One time, after one of my shows, we had a woman come over and complain that we were destroying valuable antique puppets. I told her the "antiques" were five months old. But more serious objections were raised once about the violence. We told the complaining woman that we grew up with Punch and Judy and we thought we turned out ok. But we were aware, especially in the 1970s, that violence in children's entertainment was being studied as a possible problem.
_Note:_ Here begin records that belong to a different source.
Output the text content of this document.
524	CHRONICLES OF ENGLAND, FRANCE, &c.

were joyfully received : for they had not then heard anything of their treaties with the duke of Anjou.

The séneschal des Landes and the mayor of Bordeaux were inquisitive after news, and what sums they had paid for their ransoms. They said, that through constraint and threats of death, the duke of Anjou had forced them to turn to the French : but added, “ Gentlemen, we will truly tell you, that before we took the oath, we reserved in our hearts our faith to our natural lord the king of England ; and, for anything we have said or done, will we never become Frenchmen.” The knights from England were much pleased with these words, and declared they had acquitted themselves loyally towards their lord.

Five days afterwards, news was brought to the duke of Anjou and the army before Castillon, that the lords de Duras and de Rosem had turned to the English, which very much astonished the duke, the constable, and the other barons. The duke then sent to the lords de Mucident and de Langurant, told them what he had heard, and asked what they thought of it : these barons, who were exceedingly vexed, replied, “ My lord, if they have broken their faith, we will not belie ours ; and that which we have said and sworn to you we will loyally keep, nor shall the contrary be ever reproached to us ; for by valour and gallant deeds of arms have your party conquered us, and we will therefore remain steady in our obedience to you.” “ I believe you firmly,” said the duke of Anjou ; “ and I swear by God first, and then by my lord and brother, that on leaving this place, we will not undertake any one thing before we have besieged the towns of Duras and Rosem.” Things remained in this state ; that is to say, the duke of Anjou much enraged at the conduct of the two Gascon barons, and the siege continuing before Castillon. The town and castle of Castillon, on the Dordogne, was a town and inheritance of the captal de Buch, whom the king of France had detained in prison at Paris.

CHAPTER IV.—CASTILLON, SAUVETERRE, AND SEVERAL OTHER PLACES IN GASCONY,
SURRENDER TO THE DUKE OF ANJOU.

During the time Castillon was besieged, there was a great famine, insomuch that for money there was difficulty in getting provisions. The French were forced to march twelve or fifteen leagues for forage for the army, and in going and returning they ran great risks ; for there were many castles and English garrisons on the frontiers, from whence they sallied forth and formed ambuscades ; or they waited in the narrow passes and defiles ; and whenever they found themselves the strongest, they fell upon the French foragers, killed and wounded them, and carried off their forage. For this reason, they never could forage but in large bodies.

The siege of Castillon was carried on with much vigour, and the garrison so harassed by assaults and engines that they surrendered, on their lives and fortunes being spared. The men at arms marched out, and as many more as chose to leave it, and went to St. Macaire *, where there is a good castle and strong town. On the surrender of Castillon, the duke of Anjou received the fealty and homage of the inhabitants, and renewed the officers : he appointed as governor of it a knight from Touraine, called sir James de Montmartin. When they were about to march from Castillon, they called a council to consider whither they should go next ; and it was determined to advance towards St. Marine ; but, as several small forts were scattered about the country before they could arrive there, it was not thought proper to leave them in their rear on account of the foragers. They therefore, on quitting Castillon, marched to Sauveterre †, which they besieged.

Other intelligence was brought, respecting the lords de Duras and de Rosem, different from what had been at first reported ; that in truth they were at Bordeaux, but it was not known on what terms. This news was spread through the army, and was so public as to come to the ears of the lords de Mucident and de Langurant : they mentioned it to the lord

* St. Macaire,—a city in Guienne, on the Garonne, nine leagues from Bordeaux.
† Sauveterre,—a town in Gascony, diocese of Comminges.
If it is a problem, it is not a new one.
Disapproval of Punch and Judy
In 1749, Henry Fielding's Tom Jones meets an itinerant Punch and Judy man who says he has removed Punch and Judy and their violence from his puppet show and made it a "moral and refined" show. "I would by no means degrade the ingenuity of your profession," answered Jones, "but I should have been glad to have seen my old acquaintance master Punch, for all that; and so far from improving, I think, by leaving out him and his merry wife Joan, you have spoiled your puppet-show."
In the late 1840s Dickens received a letter asking for his help to "ban" the devil's work: Punch and Judy! The author of the letter must have been extremely disappointed with Dickens's response:
"In my opinion the Street Punch is one of those extravagant reliefs from the realities of life which would lose its hold upon the people if it were made moral and instructive. I regard it as quite harmless and as an outrageous joke which no one in existence would think of regarding as an incentive to any kind of action or as a model for any kind of conduct. It is possible, I think, that one secret source of pleasure very generally derived from this performance is the satisfaction the spectator feels in the circumstances that likenesses of men and women can be so knocked about without any pain or suffering."